Life Care Services Communities wasn’t the top bidder for a retirement complex in Port Washington, but it won the auction. It just won’t buy the place.
Iowa-based LCS terminated a $104 million sale agreement for the Harborside community in the Long Island hamlet, Newsday reported. The termination of the deal comes months after LCS won an auction over a higher bidder specifically because it wouldn’t shutter the facility or disrupt residents.
Disruption has come anyway.
The failed deal appears to be the result of a regulatory fight. Officials from LCS claim they’ve waited nine months for required approvals from New York state regulators, to no avail. The Department of Health, meanwhile, reportedly turned down the sale because the buyer did not provide enough information to the agency.
Part of the issue appears to be transitioning LCS from a nonprofit to for-profit operator in the state.
Under the agreement, LCS — one of the nation’s largest retirement home operators — said it would keep all of the facility’s employees, pay off investor-held bonds and refund families of deceased residents. It also planned to inject more than $1 million into operations while the deal was under review.
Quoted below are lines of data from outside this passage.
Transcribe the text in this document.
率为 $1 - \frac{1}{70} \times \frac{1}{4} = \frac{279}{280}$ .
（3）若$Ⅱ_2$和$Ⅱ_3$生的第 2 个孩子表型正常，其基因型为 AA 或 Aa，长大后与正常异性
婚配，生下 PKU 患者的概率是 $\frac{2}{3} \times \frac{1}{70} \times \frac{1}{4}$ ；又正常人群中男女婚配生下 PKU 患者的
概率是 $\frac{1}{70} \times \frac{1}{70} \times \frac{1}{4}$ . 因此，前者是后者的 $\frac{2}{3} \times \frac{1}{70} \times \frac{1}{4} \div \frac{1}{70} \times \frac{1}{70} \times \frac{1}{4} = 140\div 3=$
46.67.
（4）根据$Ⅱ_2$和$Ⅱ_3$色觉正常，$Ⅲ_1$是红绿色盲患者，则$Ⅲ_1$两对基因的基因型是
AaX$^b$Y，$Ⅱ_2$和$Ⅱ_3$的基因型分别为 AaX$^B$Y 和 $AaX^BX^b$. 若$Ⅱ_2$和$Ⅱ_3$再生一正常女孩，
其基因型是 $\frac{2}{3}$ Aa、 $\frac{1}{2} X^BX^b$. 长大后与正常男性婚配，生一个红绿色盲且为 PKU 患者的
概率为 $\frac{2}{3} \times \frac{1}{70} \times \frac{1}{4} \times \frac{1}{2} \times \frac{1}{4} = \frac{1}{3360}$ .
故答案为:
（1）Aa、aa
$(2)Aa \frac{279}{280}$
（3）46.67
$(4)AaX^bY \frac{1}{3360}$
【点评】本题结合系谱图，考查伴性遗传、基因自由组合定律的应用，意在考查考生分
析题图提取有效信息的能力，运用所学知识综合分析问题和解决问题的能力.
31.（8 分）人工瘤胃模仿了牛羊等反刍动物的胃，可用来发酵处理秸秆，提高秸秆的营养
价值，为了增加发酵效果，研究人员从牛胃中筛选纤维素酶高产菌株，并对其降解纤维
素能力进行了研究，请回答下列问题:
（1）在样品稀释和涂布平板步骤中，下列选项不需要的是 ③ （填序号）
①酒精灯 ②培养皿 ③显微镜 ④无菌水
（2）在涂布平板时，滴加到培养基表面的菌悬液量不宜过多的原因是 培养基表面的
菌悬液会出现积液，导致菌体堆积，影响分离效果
With LCS backing out, the community’s 181 residents (who have an average age of 90) are in distress. Many of the residents sell their homes to afford the entrance fee to Harborside, which was as high as $2.2 million in 2021; part of it is refunded when a resident dies.
But finances are getting tight at Harborside, which is in the midst of its third Chapter 11 bankruptcy filing in the last decade. An attorney for the facility said it had a “limited liquidity runway.”
“The Department of Health has had multiple chances to keep this community open,” a spokesperson for LCS said. “They have failed the residents of the Harborside, who now face an uncertain future.”
A spokesperson for Gov. Kathy Hochul said the state would work with families to make sure everyone had a home and proper care.